Lucertola, è questo il titolo della raccolta di racconti di Banana Yoshimoto, pseudonimo di Mahoko Yoshimoto. Il volume è stato pubblicato, per la prima volta, in Giappone nel 1993 e poi uscito in Italia, con un’edizione Feltrinelli, nel 1995, con la magistrale traduzione di Giorgio Amitrano.
Il fil rouge che unisce i sei racconti è rappresentato, oltre che dall’ambientazione che vede come scenario una splendente Tokyo, dalle ferite di ogni singolo protagonista che, chi per una storia d’amore tormentata, chi da un trauma infantile, avvia un processo di chiusura verso il mondo esterno, trincerandosi dietro la fortezza di muri e incomunicabilità che innalza. Sembra quasi che le loro esistenze siano destinate a rimanere immutate per sempre, quando per ogni storia si giunge al punto di rottura che paleserà la possibilità di ridestarsi da quel momento di stasi.
Ciò che la Yoshimoto fa in questa raccolta di racconti, è condurre il lettore nel senso di insoddisfazione diffuso tra chi vive a Tokyo, e quella “vaga sensazione che ci sia qualcosa che non va senza sapere esattamente cos’è”, come lei stessa scrive nel postscritum per l’edizione italiana.
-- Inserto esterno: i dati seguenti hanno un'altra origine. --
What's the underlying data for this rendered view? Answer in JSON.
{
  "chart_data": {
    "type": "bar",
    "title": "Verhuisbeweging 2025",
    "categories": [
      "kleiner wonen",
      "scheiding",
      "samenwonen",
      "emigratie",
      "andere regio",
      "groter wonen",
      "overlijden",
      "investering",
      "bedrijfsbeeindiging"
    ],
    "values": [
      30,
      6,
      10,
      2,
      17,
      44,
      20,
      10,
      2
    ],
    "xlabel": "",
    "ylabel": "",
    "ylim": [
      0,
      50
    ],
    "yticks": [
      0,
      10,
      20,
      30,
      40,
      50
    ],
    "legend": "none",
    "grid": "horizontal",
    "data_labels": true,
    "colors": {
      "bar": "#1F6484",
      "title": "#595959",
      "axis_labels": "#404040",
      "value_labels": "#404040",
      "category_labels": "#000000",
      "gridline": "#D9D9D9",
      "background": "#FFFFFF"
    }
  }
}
Per guidarci in questo tortuoso percorso, che dalla disfatta porta alla rinascita, descrive l’angoscia dei personaggi nel fare i conti con i propri fardelli spirituali, con i propri blocchi emotivi, quei blocchi che rendono difficoltoso rapportarsi con i sentimenti, con l’emotività, un po’ come misurarsi ogni giorno con se stessi, uscirne sconfitti, e cercare una ragione per lottare ancora. Fino a quando un particolare incontro, lo scorrere di un fiume, qualcosa che rompe quel circolo di angoscia e disagio, ridona ai personaggi la speranza di proseguire nel proprio percorso di vita; solo una volta arginati i propri blocchi emotivi, il sollievo dalla liberazione dei propri personali fantasmi, i protagonisti prenderanno piena coscienza di sé e riprenderanno a scorrere, proprio come le acque di un fiume.
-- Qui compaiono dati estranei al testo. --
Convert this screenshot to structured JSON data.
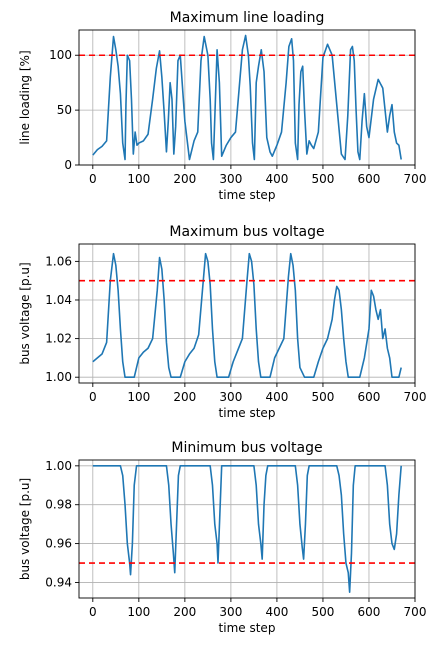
{
  "chart_data": [
    {
      "type": "line",
      "title": "Maximum line loading",
      "xlabel": "time step",
      "ylabel": "line loading [%]",
      "xlim": [
        -30,
        700
      ],
      "ylim": [
        0,
        123
      ],
      "xticks": [
        0,
        100,
        200,
        300,
        400,
        500,
        600,
        700
      ],
      "yticks": [
        0,
        50,
        100
      ],
      "ytick_labels": [
        "0",
        "50",
        "100"
      ],
      "grid": true,
      "threshold": 100,
      "threshold_style": "red-dashed",
      "series": [
        {
          "color": "#1f77b4",
          "x": [
            0,
            10,
            20,
            30,
            38,
            45,
            50,
            55,
            60,
            65,
            70,
            72,
            75,
            80,
            84,
            88,
            92,
            96,
            100,
            110,
            120,
            130,
            138,
            145,
            150,
            155,
            160,
            164,
            168,
            172,
            176,
            180,
            185,
            190,
            200,
            210,
            220,
            228,
            235,
            242,
            250,
            255,
            258,
            262,
            266,
            270,
            275,
            280,
            290,
            300,
            310,
            318,
            325,
            332,
            338,
            342,
            347,
            351,
            355,
            360,
            366,
            372,
            378,
            385,
            390,
            400,
            410,
            420,
            426,
            432,
            436,
            440,
            445,
            448,
            452,
            456,
            460,
            465,
            470,
            475,
            480,
            490,
            500,
            510,
            520,
            530,
            540,
            548,
            554,
            560,
            564,
            568,
            572,
            576,
            580,
            585,
            590,
            595,
            600,
            610,
            620,
            630,
            640,
            645,
            650,
            655,
            660,
            665,
            670
          ],
          "y": [
            9,
            14,
            17,
            22,
            80,
            117,
            105,
            90,
            65,
            20,
            5,
            55,
            100,
            95,
            60,
            10,
            30,
            18,
            20,
            22,
            28,
            60,
            88,
            104,
            80,
            48,
            12,
            40,
            75,
            60,
            10,
            35,
            95,
            100,
            40,
            5,
            22,
            30,
            95,
            117,
            100,
            60,
            20,
            5,
            55,
            105,
            75,
            8,
            18,
            25,
            30,
            70,
            105,
            118,
            100,
            72,
            20,
            5,
            75,
            90,
            105,
            85,
            25,
            12,
            8,
            18,
            30,
            75,
            108,
            115,
            95,
            20,
            5,
            55,
            85,
            90,
            50,
            10,
            22,
            18,
            15,
            30,
            98,
            110,
            100,
            55,
            10,
            5,
            45,
            105,
            108,
            95,
            50,
            12,
            5,
            40,
            65,
            35,
            25,
            60,
            78,
            70,
            30,
            45,
            55,
            30,
            20,
            18,
            5
          ]
        }
      ]
    },
    {
      "type": "line",
      "title": "Maximum bus voltage",
      "xlabel": "time step",
      "ylabel": "bus voltage [p.u]",
      "xlim": [
        -30,
        700
      ],
      "ylim": [
        0.997,
        1.069
      ],
      "xticks": [
        0,
        100,
        200,
        300,
        400,
        500,
        600,
        700
      ],
      "yticks": [
        1.0,
        1.02,
        1.04,
        1.06
      ],
      "ytick_labels": [
        "1.00",
        "1.02",
        "1.04",
        "1.06"
      ],
      "grid": true,
      "threshold": 1.05,
      "threshold_style": "red-dashed",
      "series": [
        {
          "color": "#1f77b4",
          "x": [
            0,
            10,
            20,
            30,
            38,
            45,
            50,
            55,
            60,
            65,
            70,
            75,
            90,
            100,
            110,
            120,
            130,
            140,
            145,
            150,
            155,
            160,
            165,
            170,
            175,
            190,
            200,
            210,
            220,
            230,
            240,
            245,
            250,
            255,
            260,
            265,
            270,
            285,
            295,
            305,
            315,
            325,
            335,
            340,
            345,
            350,
            355,
            360,
            365,
            375,
            385,
            395,
            405,
            415,
            425,
            430,
            435,
            440,
            445,
            450,
            460,
            470,
            480,
            490,
            500,
            510,
            520,
            525,
            530,
            535,
            540,
            545,
            550,
            555,
            560,
            570,
            580,
            590,
            600,
            605,
            610,
            615,
            620,
            625,
            630,
            635,
            640,
            645,
            650,
            655,
            660,
            665,
            670
          ],
          "y": [
            1.008,
            1.01,
            1.012,
            1.018,
            1.05,
            1.064,
            1.058,
            1.045,
            1.025,
            1.008,
            1.0,
            1.0,
            1.0,
            1.01,
            1.013,
            1.015,
            1.02,
            1.045,
            1.062,
            1.056,
            1.04,
            1.018,
            1.005,
            1.0,
            1.0,
            1.0,
            1.008,
            1.012,
            1.015,
            1.022,
            1.05,
            1.064,
            1.06,
            1.048,
            1.025,
            1.008,
            1.0,
            1.0,
            1.0,
            1.008,
            1.014,
            1.02,
            1.05,
            1.064,
            1.06,
            1.048,
            1.025,
            1.008,
            1.0,
            1.0,
            1.0,
            1.01,
            1.015,
            1.02,
            1.052,
            1.064,
            1.058,
            1.045,
            1.02,
            1.005,
            1.0,
            1.0,
            1.0,
            1.008,
            1.015,
            1.02,
            1.03,
            1.04,
            1.047,
            1.045,
            1.035,
            1.02,
            1.008,
            1.0,
            1.0,
            1.0,
            1.0,
            1.01,
            1.025,
            1.045,
            1.042,
            1.035,
            1.03,
            1.035,
            1.02,
            1.025,
            1.015,
            1.01,
            1.0,
            1.0,
            1.0,
            1.0,
            1.005
          ]
        }
      ]
    },
    {
      "type": "line",
      "title": "Minimum bus voltage",
      "xlabel": "time step",
      "ylabel": "bus voltage [p.u]",
      "xlim": [
        -30,
        700
      ],
      "ylim": [
        0.932,
        1.003
      ],
      "xticks": [
        0,
        100,
        200,
        300,
        400,
        500,
        600,
        700
      ],
      "yticks": [
        0.94,
        0.96,
        0.98,
        1.0
      ],
      "ytick_labels": [
        "0.94",
        "0.96",
        "0.98",
        "1.00"
      ],
      "grid": true,
      "threshold": 0.95,
      "threshold_style": "red-dashed",
      "series": [
        {
          "color": "#1f77b4",
          "x": [
            0,
            60,
            65,
            70,
            75,
            80,
            82,
            86,
            90,
            95,
            160,
            165,
            170,
            175,
            178,
            182,
            186,
            190,
            255,
            260,
            265,
            270,
            272,
            276,
            280,
            350,
            355,
            360,
            365,
            368,
            372,
            376,
            380,
            440,
            445,
            450,
            455,
            458,
            462,
            466,
            470,
            530,
            535,
            540,
            545,
            550,
            555,
            558,
            562,
            566,
            570,
            635,
            640,
            645,
            650,
            655,
            660,
            665,
            670
          ],
          "y": [
            1.0,
            1.0,
            0.995,
            0.98,
            0.96,
            0.95,
            0.944,
            0.96,
            0.99,
            1.0,
            1.0,
            0.99,
            0.97,
            0.955,
            0.945,
            0.97,
            0.995,
            1.0,
            1.0,
            0.99,
            0.97,
            0.96,
            0.95,
            0.975,
            1.0,
            1.0,
            0.99,
            0.97,
            0.96,
            0.952,
            0.98,
            0.995,
            1.0,
            1.0,
            0.99,
            0.97,
            0.958,
            0.952,
            0.97,
            0.995,
            1.0,
            1.0,
            0.995,
            0.985,
            0.965,
            0.95,
            0.945,
            0.935,
            0.955,
            0.99,
            1.0,
            1.0,
            0.99,
            0.97,
            0.96,
            0.957,
            0.965,
            0.985,
            1.0
          ]
        }
      ]
    }
  ]
}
La dimensione, palpabile fin dalle prima pagine del romanzo, è quella onirica e le pittoresche descrizioni della scrittrice giapponese fanno sentire il lettore parte integrante degli scenari descritti e degli stati d’animo vissuti. Per cui è semplice sentirsi suggestionati leggendo del percorso che porta al tempio buddhista, percepire i profumi di una bancarella di erbe officinali, sentirsi immersi nel tessuto metropolitano della caotica Tokyo, dove tutto scorre veloce e ci si può sentire soli anche fra milioni di persone.
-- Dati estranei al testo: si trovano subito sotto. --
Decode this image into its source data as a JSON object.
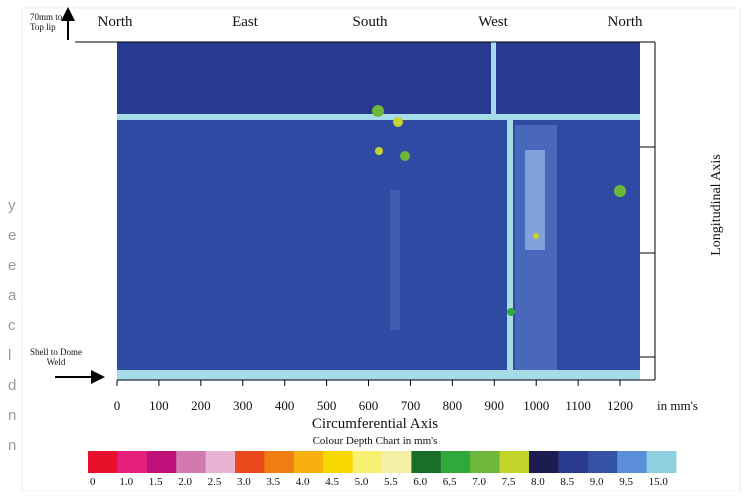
{
  "figure": {
    "directions": [
      "North",
      "East",
      "South",
      "West",
      "North"
    ],
    "top_note": [
      "70mm to",
      "Top lip"
    ],
    "bottom_note": [
      "Shell to Dome",
      "Weld"
    ],
    "y_axis_title": "Longitudinal Axis",
    "x_axis": {
      "title": "Circumferential Axis",
      "unit": "in mm's",
      "lim": [
        0,
        1250
      ],
      "ticks": [
        0,
        100,
        200,
        300,
        400,
        500,
        600,
        700,
        800,
        900,
        1000,
        1100,
        1200
      ]
    },
    "legend": {
      "title": "Colour Depth Chart in mm's",
      "items": [
        {
          "label": "0",
          "color": "#e8102a"
        },
        {
          "label": "1.0",
          "color": "#e6207a"
        },
        {
          "label": "1.5",
          "color": "#c0117a"
        },
        {
          "label": "2.0",
          "color": "#d27ab0"
        },
        {
          "label": "2.5",
          "color": "#e8b2d2"
        },
        {
          "label": "3.0",
          "color": "#e84a1e"
        },
        {
          "label": "3.5",
          "color": "#f07d10"
        },
        {
          "label": "4.0",
          "color": "#f8b010"
        },
        {
          "label": "4.5",
          "color": "#f8d800"
        },
        {
          "label": "5.0",
          "color": "#f8f070"
        },
        {
          "label": "5.5",
          "color": "#f6f0a6"
        },
        {
          "label": "6.0",
          "color": "#1a6e2a"
        },
        {
          "label": "6.5",
          "color": "#2faa3a"
        },
        {
          "label": "7.0",
          "color": "#6db83a"
        },
        {
          "label": "7.5",
          "color": "#c4d42a"
        },
        {
          "label": "8.0",
          "color": "#1c1c50"
        },
        {
          "label": "8.5",
          "color": "#2a3a8e"
        },
        {
          "label": "9.0",
          "color": "#3452a8"
        },
        {
          "label": "9.5",
          "color": "#5b8ed8"
        },
        {
          "label": "15.0",
          "color": "#8fd0e0"
        }
      ]
    },
    "side_text": [
      "y",
      "e",
      "e",
      "a",
      "c",
      "l",
      "d",
      "n",
      "n"
    ]
  }
}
Ma nonostante questo buio interiore, l’apparente e immutato scorrere del tempo, ciò che tutti ritrovano durante, e al termine del percorso di “trasformazione”, è la speranza, secondo filo conduttore dell’intera raccolta.
“Al mattino la superficie del fiume splende come se migliaia e migliaia di fogli d’oro stropicciati scorressero sull’acqua. La luce che scintillava dentro di me era altrettanto radiosa. E per un momento pensai che forse era quella che gli antichi chiamavano speranza.”